Although standard viral dynamic models brought valuable insights into the origin of viral declines observed during treatment for HCV with high daily doses of standard IFN [6], and into the within-host dynamics of influenza [21], the model extensions presented in this review that involve including drug pharmacokinetics or time-varying drug effectiveness are needed to understand the subtleties of viral kinetics patterns under different treatments. The viral kinetic models developed recently also rely on detailed biological knowledge. For example, multiscale models for HCV that include the intracellular dynamics of the virus, suggested that the HCV NS5A inhibitor daclatasvir has two modes of action, one of which reduces vRNA production and the other which inhibits viral assembly or secretion [70]. In vitro experiment’s then validated these predictions [70].

Current HCV models have all been built using measurements of plasma viral load. The dynamics of target cells and infected cells generally are inferred. Analysis of biopsy samples suggest that infected cells lie in clusters [73, 93] and that only a fraction of cells in the biopsy samples are infected. Future models need to address the spatial distribution of infection within the liver, address whether viral spread in the liver is by cell-free virus infecting target cells as in the standard models or whether it also occurs by direct cell-to-cell infection, and determine whether these issues matter when evaluating a patient’s response to therapy.

The SYNERGY trial mentioned above also had another surprising finding. At the end of treatment nearly half of the 60 patients had detectable viremia when an Abbott real-time PCR assay was used and yet only one of these patients failed to attain SVR [94]. Existing theory would predict that when therapy was withdrawn virus would rebound in these patients, as has been seen in all monotherapy studies. Clearly, theory needs to be revised and the biological basis of these observations needs to be understood.

Concerning influenza, one important challenge lies in data collection for naturally acquired infections. One study prospectively followed-up index cases and their household contacts during the summer of 2009 in Hong Kong [95]. Viral loads were measured in all household members at three home visits within 7 days of index case diagnosis.
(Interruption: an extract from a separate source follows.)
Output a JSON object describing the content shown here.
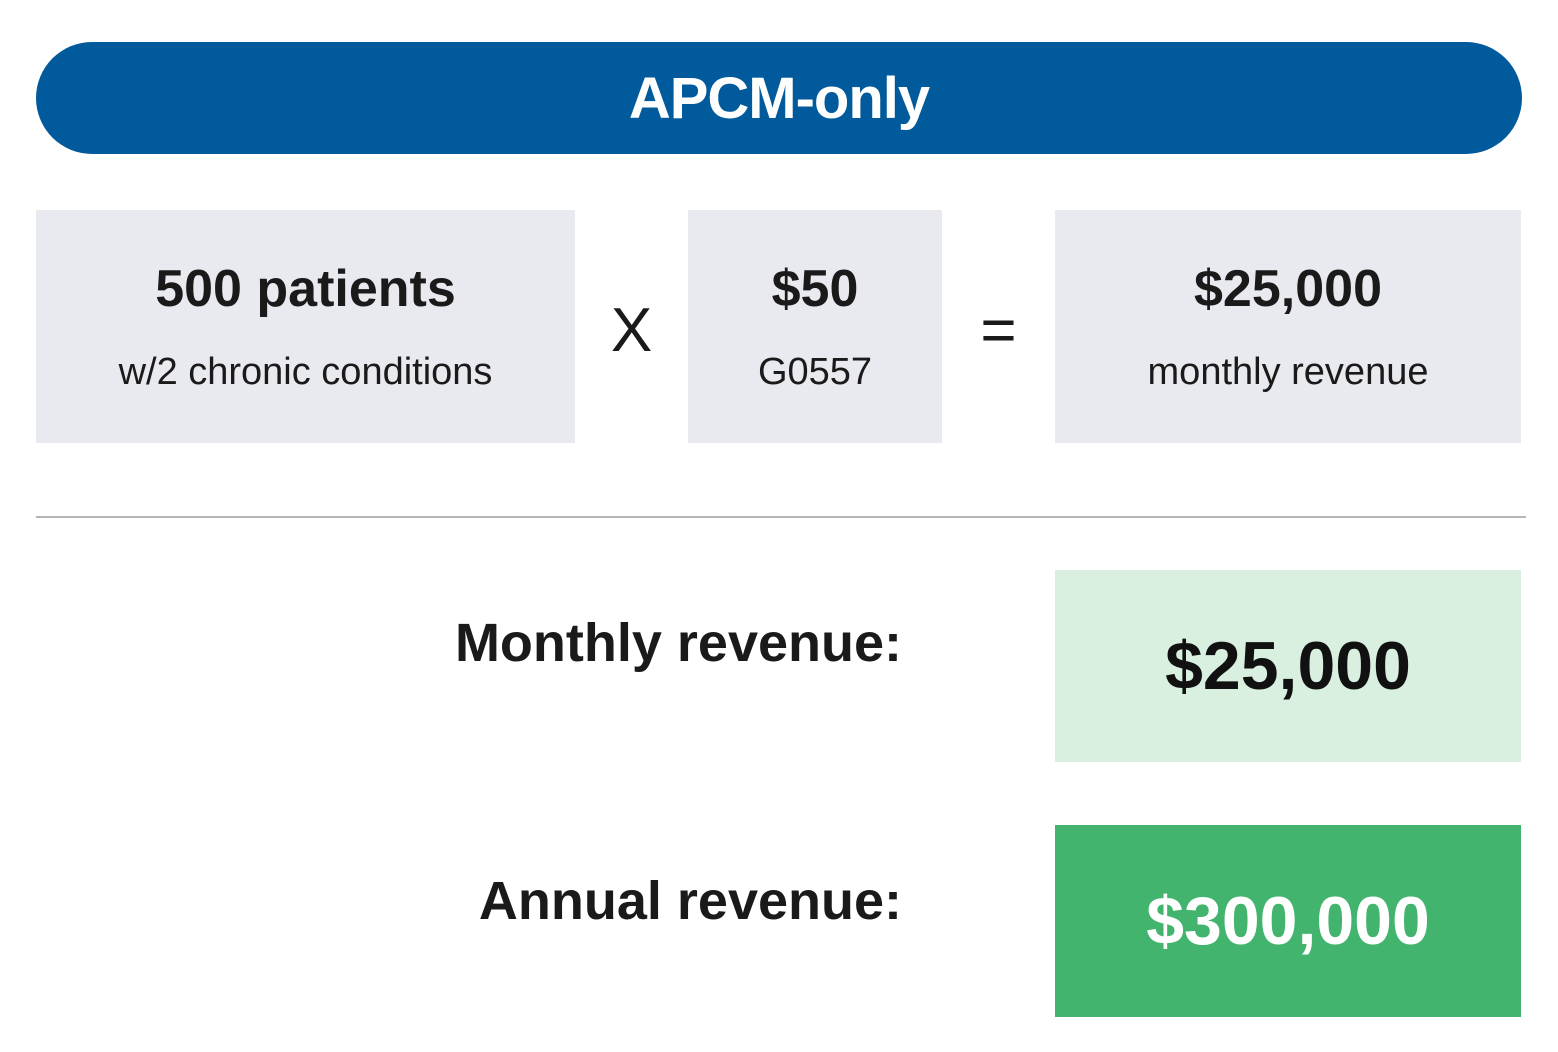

This study provided the first data characterizing the time course of the 2009 pandemic influenza infection. However, due to the unknown infection date and sparse sample collection, the viral load peak could not be identified and this data could not be fitted with a viral kinetic model.

An optimal design approach, based on the maximization of the Fisher information matrix [96], has been used to provide designs for studying influenza viral kinetics following experimental infection and showed that 20 subjects and 5 sample times per subject were necessary to accurately estimate viral kinetic parameters [97]. Efforts are needed to developed ready-to-use study designs that could be implemented for naturally acquired infection in the general population.

Modeling respiratory symptoms dynamics would be of great interest. Indeed, Gustin et al. showed that the number of infectious particles produced during sneezing is twice that produced by normal breathing [98]. However, the underlying physiological mechanisms for respiratory symptoms such as sneezing and coughing are complex. They are related to local inflammation at different sites, such as the nasopharynx, larynx and the lower respiratory tract [99]. Taking into account respiratory symptom dynamics in estimating a person’s infectiousness could change estimates of epidemiological parameters and could help understanding the routes of transmission of influenza infection.

In the future, we expect to see more detailed models, integrating the influence of both viral and host factors and the effects of therapy, which have the potential to deepen our understanding of infectious diseases. We also foresee the development of viral kinetic models for other infections and the expansion of such techniques into the realm of bacterial and fungal infections and treatment.